Jobs can fail for different reasons. The Job Retry Module greatly simplifies operations by taking actions based on error codes/messages.

Actions

Here is a description of the currently available actions.

NAME

DESCRIPTION

no_retry

Do not retry the job again for certain hopeless errors.

limit_retry

Limit the number of retries to a certain maximum.

increase memory

Submit next job retries with a higher memory requirement.

increase CPU time

If there are no successful jobs, the retry module will try to set the task CPU time based on the number of events of the currently failed job and the site parameters (maxtime, HS06) x 1.5. If there are successful jobs, the retry module will simply request the scouting mechanism to recalculate the CPU time based on all the jobs in the task.

reduce_input_per_job

Reduces the amount of input data processed per job on each retry, progressively cutting nGBPerJob and nMaxFilesPerJob to half, a quarter, and finally 1 at successive attempt thresholds. The task already uses nEventsPerJob or nFilesPerJob split rules (configurable via excluded_rules) - those rules take precedence

Retry actions are recorded in the database table RETRYACTIONS. New actions need to be implemented and then registered in the table.

Rules

Rules are recorded in the database table RETRYERRORS. For new rules you have to specify:
  • ID: unique ID

  • Retry action: which action from the previous section you want to invoke

  • Error source: the source of the error (payload, pilot, job dispatcher, task buffer)

  • Error code

  • Error message: a regular expression in python syntax (https://docs.python.org/3/library/re.html) to match the error message. You can check your regular expressions in online services like https://pythex.org/ if you don’t want to write the pythong snippet.

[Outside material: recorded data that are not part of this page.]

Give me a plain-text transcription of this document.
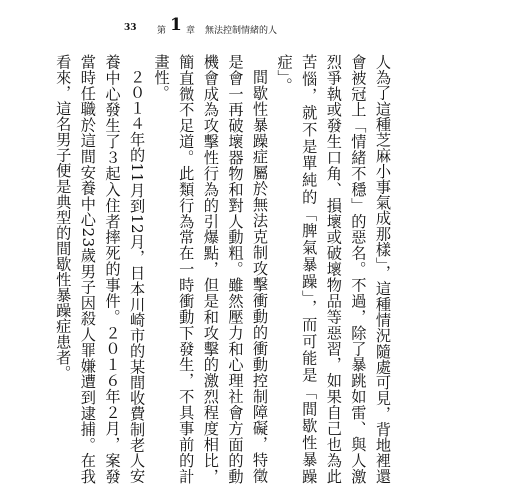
33 第 1 章 無法控制情緒的人

人為了這種芝麻小事氣成那樣」，這種情況隨處可見，背地裡還會被冠上「情緒不穩」的惡名。不過，除了暴跳如雷、與人激烈爭執或發生口角、損壞或破壞物品等惡習，如果自己也為此苦惱，就不是單純的「脾氣暴躁」，而可能是「間歇性暴躁症」。

間歇性暴躁症屬於無法克制攻擊衝動的衝動控制障礙，特徵是會一再破壞器物和對人動粗。雖然壓力和心理社會方面的動機會成為攻擊性行為的引爆點，但是和攻擊的激烈程度相比，簡直微不足道。此類行為常在一時衝動下發生，不具事前的計畫性。

２０１４年的11月到12月，日本川崎市的某間收費制老人安養中心發生了３起入住者摔死的事件。２０１６年２月，案發當時任職於這間安養中心23歲男子因殺人罪嫌遭到逮捕。在我看來，這名男子便是典型的間歇性暴躁症患者。
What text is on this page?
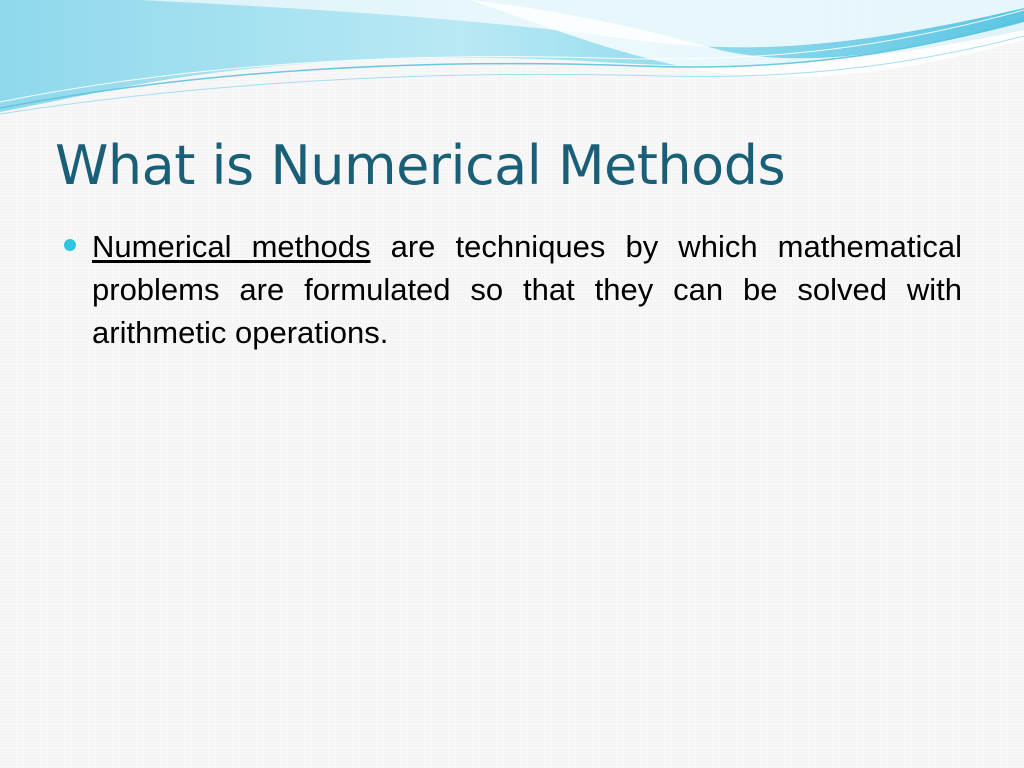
What is Numerical Methods
Numerical methods are techniques by which mathematical problems are formulated so that they can be solved with arithmetic operations.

  • Active: you can choose to run the rule in passive mode. In this case there will only be a log message indicating that the rule would have been invoked, but it has no effect. This option is useful when you are not sure of the scope of your new rule.

  • Parameters: valid only for certain actions, such as limit_retry, where you want to specify the limit of retries.

  • Scope: there are a couple of columns (architecture, release, workqueue), where you can limit the scope of the new rule. For example if you want to apply the rule only for a certain software release.